Tuesday, February 05, 2008

Obamacans, And Whatever Happened To Dwight Eisenhower?

John wrote last week and wondered when, and why, Republicans stopped respecting the memory of Dwight Eisenhower, and also refers to this article regarding 'Obamacans' - Republicans who like Obama.
I just finished watching the last half of the Republican debate. It was hard for me to keep an open mind about the candidates as I watched McCain and Romney smirk and roll their eyes each time Ron Paul would address issues (that they were afraid to tackle) in a manner that a true conservative from only a generation ago would find completely appropriate. Mike Huckabee at least came across as a good and reasonable person who genuinely listens to others and respects their opinions.

But what struck me as simply bizarre about this debate was the unfettered worshipping of Ronald Reagan, ending the debate with Romney, McCain and Ron Paul all solemnly assuring viewers that Reagan would support their candidacies if he were still alive (again, Huckabee showed some reasonable humility and did not make such unfounded speculations). Clearly, the candidates were acting in this manner because they were in the Reagan Library but was it was also a dramatic reflection of what Bill Maher calls the puzzling deification of Reagan. And it made me wonder: isn't there another republican who they could cite as a great leader?

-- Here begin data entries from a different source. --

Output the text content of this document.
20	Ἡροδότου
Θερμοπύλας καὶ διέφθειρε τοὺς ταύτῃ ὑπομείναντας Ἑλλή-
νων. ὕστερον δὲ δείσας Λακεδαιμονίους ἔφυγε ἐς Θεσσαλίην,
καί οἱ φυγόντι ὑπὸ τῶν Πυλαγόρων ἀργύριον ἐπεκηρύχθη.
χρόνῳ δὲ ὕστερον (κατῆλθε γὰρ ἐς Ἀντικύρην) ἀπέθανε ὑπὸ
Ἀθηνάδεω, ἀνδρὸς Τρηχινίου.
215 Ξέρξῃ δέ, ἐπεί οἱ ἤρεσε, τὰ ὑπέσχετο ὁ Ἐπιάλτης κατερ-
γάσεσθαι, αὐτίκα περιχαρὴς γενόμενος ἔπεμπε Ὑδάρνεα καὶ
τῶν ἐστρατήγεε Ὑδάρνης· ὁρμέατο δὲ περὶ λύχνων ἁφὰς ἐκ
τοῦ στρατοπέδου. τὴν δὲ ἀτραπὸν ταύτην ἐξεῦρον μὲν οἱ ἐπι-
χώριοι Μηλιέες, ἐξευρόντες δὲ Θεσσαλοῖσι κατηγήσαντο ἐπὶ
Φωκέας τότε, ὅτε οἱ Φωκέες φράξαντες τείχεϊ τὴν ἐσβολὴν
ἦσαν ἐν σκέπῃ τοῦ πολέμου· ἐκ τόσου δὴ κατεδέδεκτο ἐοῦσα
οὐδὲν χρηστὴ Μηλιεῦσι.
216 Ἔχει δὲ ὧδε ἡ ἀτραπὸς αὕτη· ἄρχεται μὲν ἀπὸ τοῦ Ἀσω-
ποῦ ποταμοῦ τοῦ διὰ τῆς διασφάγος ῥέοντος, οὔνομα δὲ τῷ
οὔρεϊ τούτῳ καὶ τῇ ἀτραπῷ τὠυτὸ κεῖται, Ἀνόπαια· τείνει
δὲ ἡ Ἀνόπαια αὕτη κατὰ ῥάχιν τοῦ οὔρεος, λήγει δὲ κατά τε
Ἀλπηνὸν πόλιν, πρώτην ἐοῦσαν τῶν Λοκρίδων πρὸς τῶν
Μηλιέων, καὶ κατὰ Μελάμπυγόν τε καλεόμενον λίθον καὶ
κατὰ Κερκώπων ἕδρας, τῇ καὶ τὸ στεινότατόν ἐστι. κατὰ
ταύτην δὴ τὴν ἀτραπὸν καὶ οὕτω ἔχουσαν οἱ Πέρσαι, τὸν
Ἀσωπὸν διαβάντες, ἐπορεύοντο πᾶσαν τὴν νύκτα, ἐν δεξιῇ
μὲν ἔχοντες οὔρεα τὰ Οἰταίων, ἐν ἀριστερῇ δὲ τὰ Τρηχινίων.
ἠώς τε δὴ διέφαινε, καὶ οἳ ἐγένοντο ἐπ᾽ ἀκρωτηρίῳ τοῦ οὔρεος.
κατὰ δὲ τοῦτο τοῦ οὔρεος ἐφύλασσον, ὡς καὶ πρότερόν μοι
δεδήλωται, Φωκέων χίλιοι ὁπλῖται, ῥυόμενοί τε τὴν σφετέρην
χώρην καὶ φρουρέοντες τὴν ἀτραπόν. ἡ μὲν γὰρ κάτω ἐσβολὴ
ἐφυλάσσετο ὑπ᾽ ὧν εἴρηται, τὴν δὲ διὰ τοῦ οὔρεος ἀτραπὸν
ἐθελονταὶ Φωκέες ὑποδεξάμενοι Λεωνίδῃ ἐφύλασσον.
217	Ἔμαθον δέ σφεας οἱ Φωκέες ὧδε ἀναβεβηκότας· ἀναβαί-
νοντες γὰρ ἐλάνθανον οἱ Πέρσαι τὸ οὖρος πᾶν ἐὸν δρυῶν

There are certainly choices out there. Nixon would be too controversial, although his administration did engage in negotiations with nations regarded as less than friendly to the US. And he did some good controlling federal spending. Ford was a good caretaker president who had stong ethics and values. Goldwater was a very principled conservative who, while viewed as an extremist at the time he ran for the presidency, remained true to his conservative principles as real extremists attempted to pander to religious fanatics by eroding the separation of church and state. Of course, everyone wants to claim Lincoln as their own but he is an icon from generations ago when the world was very different--and no living person has any memory of him.

But what about Eisenhower? Here is a man highly respected by virtually everyone in our parent's generation. A man who was a true military hero whose planning and actions were crucial to the Allied defeat of Nazi Germany. A man who presided over the booming US economy of the 1950's. A man who envisioned and built the interstate highway system, linking the nation in a way that was scarcely imaginable a generation before. A man who, though conflicted about the civil rights struggles beginning in the US, still saw that sending federal troops to enforce a federal court decision integrating schools in Arkansas was the right thing to do. A man who ended on the best possible terms the disastrous war in Korea. A man who controlled the expansionist aims of the Soviet Union with reasonable but not excessive force. And a man who warned in his farewell speech of the dangers of the military industrial complex. He was a president of whom we can all be proud, but it seems that the republicans now have no memory of him.

Contrast Eisenhower with Reagan. Reagan moved the US from the largest creditor nation to the largest debtor nation. He retreated from an ill advised military adventure in Lebanon in the face of heavy losses, thus emboldening Islamic terrorists for at least a generation. In his hatred for the Soviet Union and to settle the score of our loss in Vietnam he gave anti-aircraft missiles to Islamic terrorists, thus creating a breeding ground for later, larger terrorist movements. He discarded the conservative value of fiscal responsibility by cutting taxes and increasing federal spending, leading to a federal deficit four times larger than that left by his predecessor whom he demonized in the presidential campaign for his fiscal recklessness. He authorized the sale of military hardware to a terrorist state and the funds from that sale were used to support a band of outlaws who committed atrocities in Nicaragua. He fantasized about "Libyan hit squads" which never existed. He stood in front of the Israeli Knesset and spoke of his imaginary military service as a wartime photographer during the liberation of the death camps--while such claims were known by the entire world to be completely false.

So I look at the Republican party and just have to ask why in the world do they ignore Eisenhower and worship Reagan. Have they lost all sense of reason so that they see honorable service as somehow quaint and dated while fiscal irresponsibility and the eroding of American economic strength are honorable? Do they see a movie actor as a greater example of leadership than a general who lead the greatest military force in history and later oversaw stability and economic prosperity to our nation?

If this is the true philosophy of Republicans--and it may be, with the purge of virtually all moderates and true conservatives from the party starting in 1980--then they will surely lose the White House and their strength in Congress this year, deservedly so. They may need a few "years in the wilderness" to contemplate the values and leaders that made the republican party great. But are there any voices left within their ranks to tell them the truth? I wonder...
Dwight Eisenhower saw too clearly what would happen to America, I think. He tried, but failed to curtail the growing power of McCarthyite and John Birch conservatives in the Republican Party. He even saw what would happen with the Pentagon - his famous and badly-misunderstood 'Military-Industrial Complex' speech.

I think that conservatives saw Ike as a stumbling block and decided to effectively erase him from Republican Party history. They succeeded. It is up to a new generation of Republican moderates, should they ever appear, to restore the memory of Ike. The Republican Party is now lost, and won't really recover again until it understands its own history, and looks anew to the example of Dwight Eisenhower.